Outstanding Paper Awards
This year six papers were chosen as recipients of the Outstanding Paper Award. The process for selecting papers is as follows.
First, the papers were prefiltered to yield a collection of 32 potential award papers. This process involved selecting papers with high average scores, as well as those recommended by members of the program committee for consideration. The resulting set included papers covering the 16 topics covered in the oral sessions. These papers were provided to the outstanding paper award committee.
The committee considered these papers and selected the award papers due to their excellent clarity, insight, creativity, and potential for lasting impact.
While there is of course no perfect process for choosing award papers, we believe the ICML community will appreciate the extremely strong contributions of these papers.
– Outstanding award paper committee: Danqi Chen, Bohyung Han, Samuel Kaski, Mengdi Wang, Tong Zhang
The award recipients are (in order of paper ID):
Learning-Rate-Free Learning by D-Adaptation.
Aaron Defazio (FAIR), Konstantin Mishchenko (Samsung AI Center)
This paper introduces an interesting approach that aims to address the challenge of obtaining a learning rate free optimal bound for non-smooth stochastic convex optimization. The authors propose a novel method that overcomes the limitations imposed by traditional learning rate selection in optimizing such problems. This research makes a valuable and practical contribution to the field of optimization.
A Watermark for Large Language Models
John Kirchenbauer, Jonas Geiping, Yuxin Wen, Jonathan Katz, Ian Miers, Tom Goldstein (University of Maryland)
This paper proposes a method for watermarking output of large language models, i.e., embedding signals into generated text that are invisible to humans but algorithmically detectable. The watermark can be generated without re-training a language model and detected without access to the API or parameters. The paper also proposes a statistical test for detecting watermarks with interpretable p-values and an information-theoretic framework for analyzing its sensitivity. The proposed method is simple and novel and presents a thorough theoretical analysis and solid experiments. Given the critical challenges that arise in detecting and auditing synthetic text generated by LLMs, this paper has the potential to have a significant impact on the community.

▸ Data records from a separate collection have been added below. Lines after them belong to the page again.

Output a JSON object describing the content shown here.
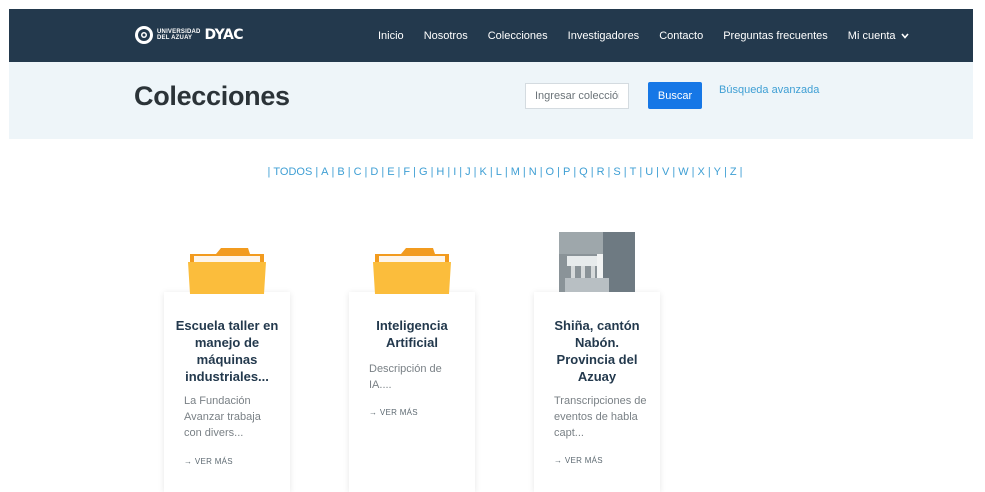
{
  "brand": {
    "university_line1": "UNIVERSIDAD",
    "university_line2": "DEL AZUAY",
    "name": "DYAC"
  },
  "nav": {
    "items": [
      "Inicio",
      "Nosotros",
      "Colecciones",
      "Investigadores",
      "Contacto",
      "Preguntas frecuentes"
    ],
    "account": "Mi cuenta"
  },
  "header": {
    "title": "Colecciones",
    "search_placeholder": "Ingresar colección",
    "search_button": "Buscar",
    "advanced_link": "Búsqueda avanzada"
  },
  "alphabet": [
    "TODOS",
    "A",
    "B",
    "C",
    "D",
    "E",
    "F",
    "G",
    "H",
    "I",
    "J",
    "K",
    "L",
    "M",
    "N",
    "O",
    "P",
    "Q",
    "R",
    "S",
    "T",
    "U",
    "V",
    "W",
    "X",
    "Y",
    "Z"
  ],
  "cards": [
    {
      "thumb": "folder-icon",
      "title": "Escuela taller en manejo de máquinas industriales...",
      "description": "La Fundación Avanzar trabaja con divers...",
      "more": "→ VER MÁS"
    },
    {
      "thumb": "folder-icon",
      "title": "Inteligencia Artificial",
      "description": "Descripción de IA....",
      "more": "→ VER MÁS"
    },
    {
      "thumb": "photo-thumbnail",
      "title": "Shiña, cantón Nabón. Provincia del Azuay",
      "description": "Transcripciones de eventos de habla capt...",
      "more": "→ VER MÁS"
    }
  ],
  "colors": {
    "navbar": "#23394d",
    "header_band": "#eef5f9",
    "accent_link": "#3f9fd4",
    "button": "#1677e6",
    "folder": "#f9b531"
  }
}
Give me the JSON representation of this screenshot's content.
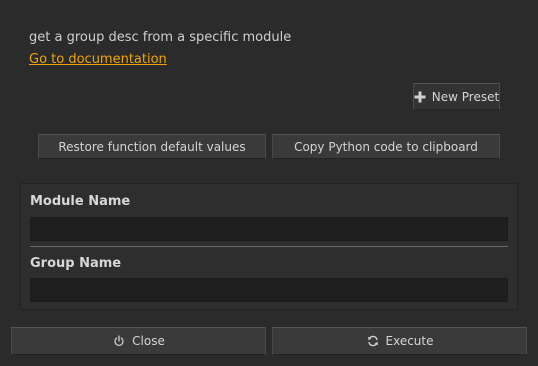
{
  "description": "get a group desc from a specific module",
  "doc_link": "Go to documentation",
  "preset": {
    "label": "New Preset",
    "icon": "plus-icon"
  },
  "actions": {
    "restore_label": "Restore function default values",
    "copy_label": "Copy Python code to clipboard"
  },
  "params": [
    {
      "label": "Module Name",
      "value": ""
    },
    {
      "label": "Group Name",
      "value": ""
    }
  ],
  "footer": {
    "close_label": "Close",
    "close_icon": "power-icon",
    "execute_label": "Execute",
    "execute_icon": "refresh-icon"
  },
  "colors": {
    "background": "#2b2b2b",
    "link": "#f0a30a",
    "button": "#3a3a3a",
    "input": "#1f1f1f"
  }
}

Generalization on the Unseen, Logic Reasoning and Degree Curriculum
Emmanuel Abbe (EPFL, Apple) , Samy Bengio (Apple), Aryo Lotfi (EPFL), Kevin Rizk (EPFL)
This work provides a significant advancement in the learning of Boolean functions, specifically targeting the Generalization on the Unseen (GOTU) setting, which poses a challenging out-of-distribution generalization problem. The paper extensively delves into this important topic, offering a well-structured approach supported by theoretical analysis and extensive experimentation. Moreover, it stands out by outlining a key research direction in the realm of deep neural networks.

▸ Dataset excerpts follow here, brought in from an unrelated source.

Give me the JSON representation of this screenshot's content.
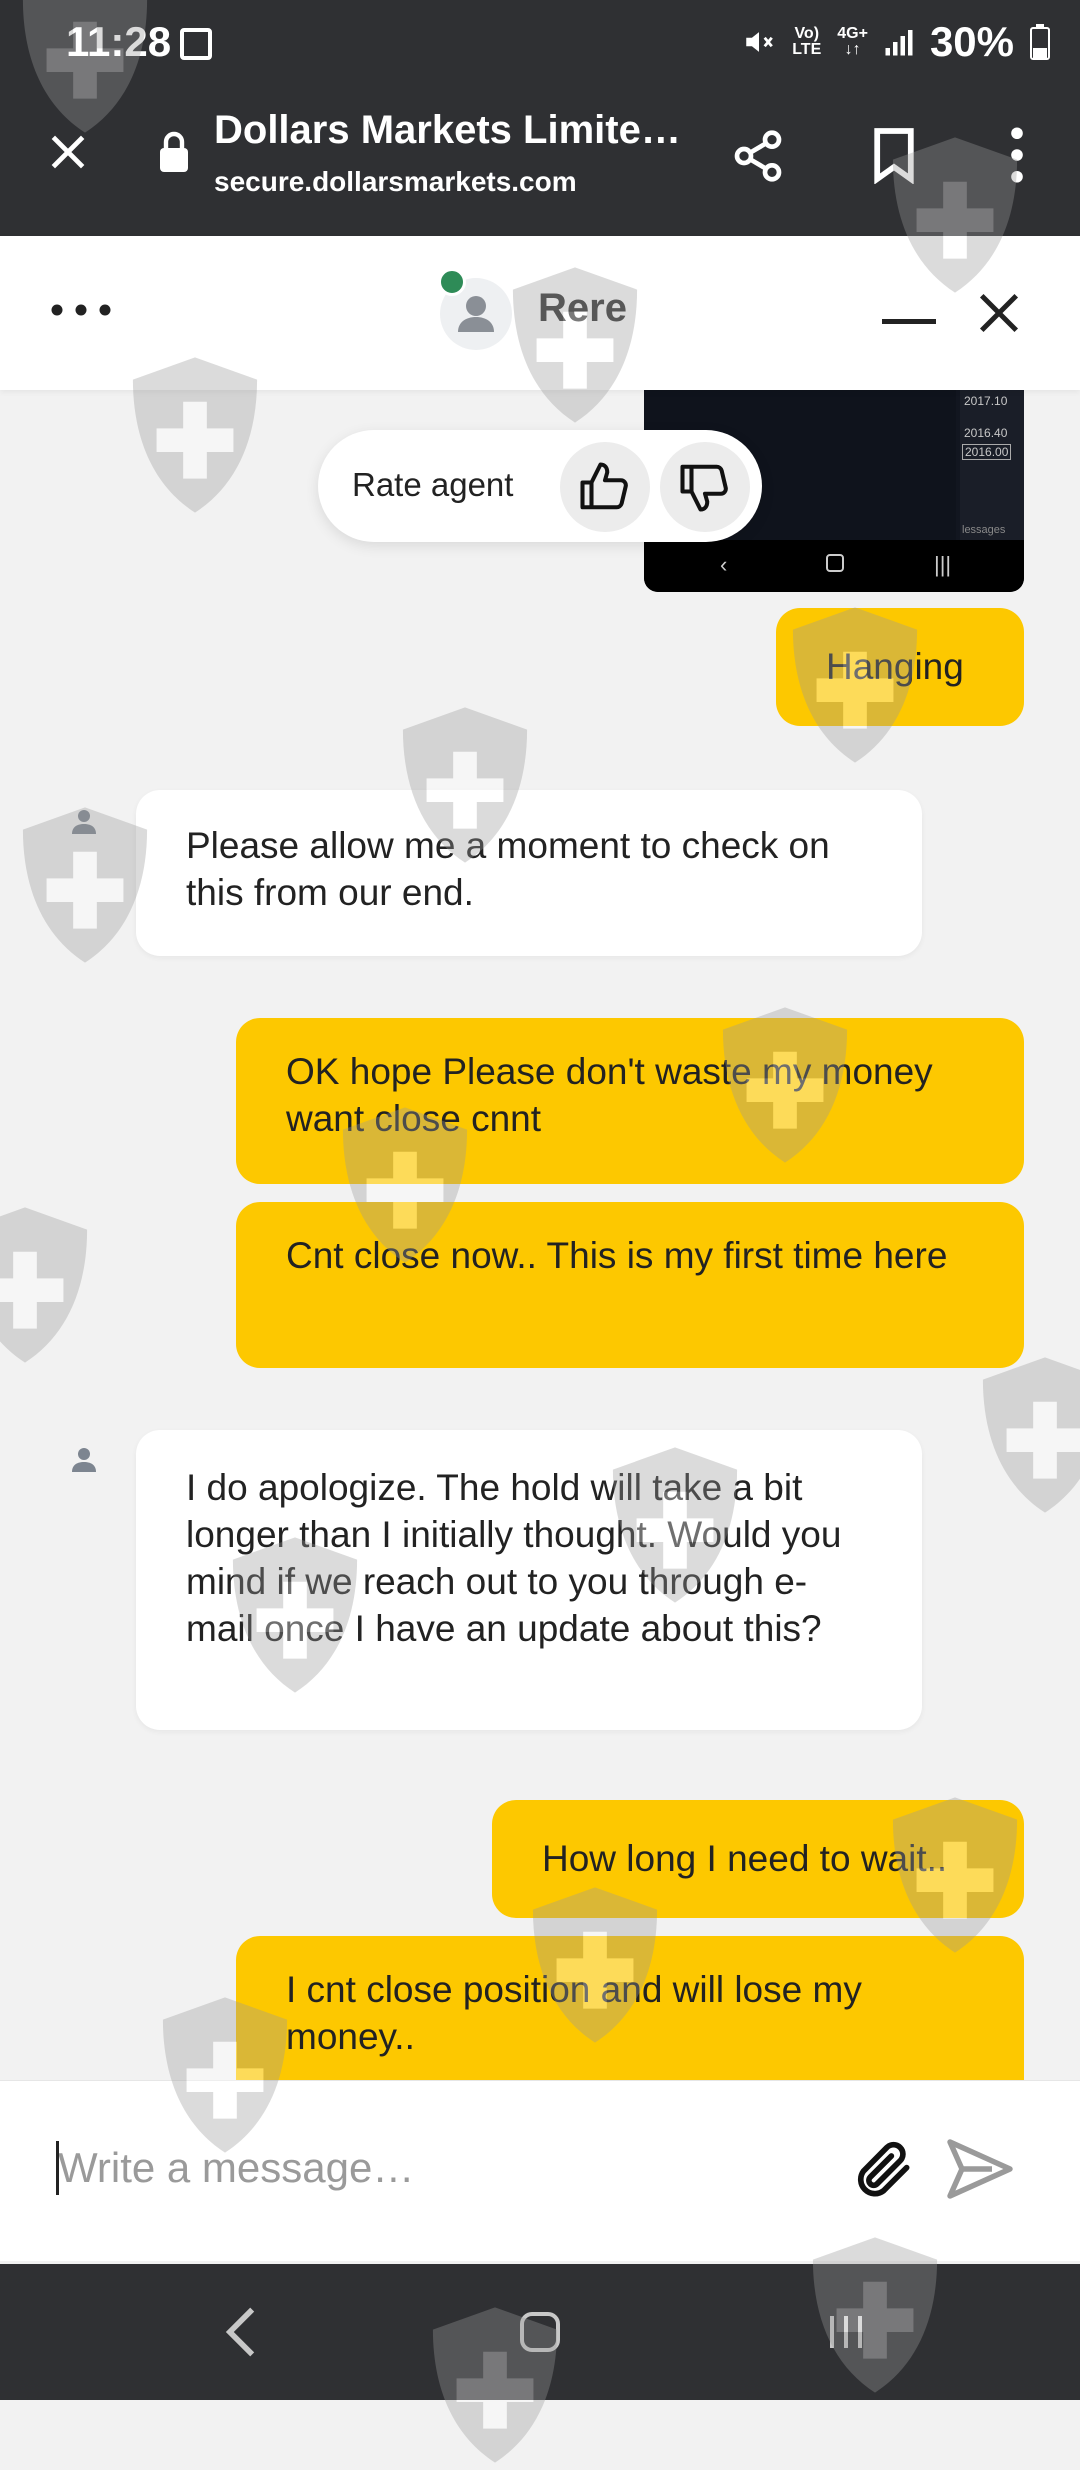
{
  "status_bar": {
    "time": "11:28",
    "volte_top": "Vo)",
    "volte_bottom": "LTE",
    "net_top": "4G+",
    "net_bottom": "↓↑",
    "battery": "30%"
  },
  "browser": {
    "title": "Dollars Markets Limite…",
    "url": "secure.dollarsmarkets.com"
  },
  "chat_header": {
    "agent_name": "Rere"
  },
  "preview_image": {
    "values": [
      "2017.10",
      "2016.40",
      "2016.00"
    ],
    "label": "lessages"
  },
  "rating": {
    "label": "Rate agent"
  },
  "messages": [
    {
      "from": "user",
      "text": "Hanging"
    },
    {
      "from": "agent",
      "text": "Please allow me a moment to check on this from our end."
    },
    {
      "from": "user",
      "text": "OK hope Please don't waste my money want close cnnt"
    },
    {
      "from": "user",
      "text": "Cnt close now.. This is my first time here"
    },
    {
      "from": "agent",
      "text": "I do apologize. The hold will take a bit longer than I initially thought. Would you mind if we reach out to you through e-mail once I have an update about this?"
    },
    {
      "from": "user",
      "text": "How long I need to wait.."
    },
    {
      "from": "user",
      "text": "I cnt close position and will lose my money.."
    }
  ],
  "composer": {
    "placeholder": "Write a message…"
  },
  "colors": {
    "user_bubble": "#fdc800",
    "agent_bubble": "#ffffff",
    "online": "#2e8b57",
    "system_bar": "#2f3033"
  }
}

Adapting to game trees in zero-sum imperfect information games
Côme Fiegel (CREST, ENSAE, IP Paris), Pierre MENARD (ENS Lyon) , Tadashi Kozuno (Omron Sinic X), Remi Munos (Deepmind), Vianney Perchet (CREST, ENSAE, IP Paris and CRITEO AI Lab), Michal Valko (Deepmind)
This paper introduces near-optimal strategies for imperfect information zero-sum games. It rigorously establishes a novel lower bound and presents two algorithms, Balanced FTRL and Adaptive FTRL. These contributions significantly advance the field of optimization in imperfect information games. The experiments substantiate the claims, providing ample support for the findings.
Self-Repellent Random Walks on General Graphs - Achieving Minimal Sampling Variance via Nonlinear Markov Chains
Vishwaraj Doshi (IQVIA Inc), Jie Hu (North Carolina State University), Do Young Eun (North Carolina State University)
This paper tackles a challenging set of open problems, MCMC with self-repellent random walks. It goes beyond traditional non-backtracking approaches and paves the way for new research directions in MCMC sampling. The authors make an original and nontrivial contribution to the Markov Chain Monte Carlo literature; it is remarkable that the process can be rigorously analyzed and proven. The paper is well-written, presenting clear and intuitive explanations of the main concepts. The results are convincing and comprehensive.
Bayesian Design Principles for Frequentist Sequential Learning
Yunbei Xu, Assaf Zeevi (Columbia University)
This paper tackles the very general problem of designing bandit and other sequential decision-making strategies. It proposes methods for bounding the regret of any strategy using a novel quantity called the algorithmic information ratio, and derives methods for optimizing this bound. The bound is tighter than similar earlier information-theoretic quantities, and the methods do well in both stochastic and adversarial bandit settings, achieving best-of-all-worlds. What is particularly interesting is that the paper possibly opens the door to a whole new line of exploration-exploitation strategies beyond the well-known Thompson Sampling and UCB for bandits. The fact that this principle extends to reinforcement learning is very promising. The paper was unanimously and strongly supported by the expert reviewers.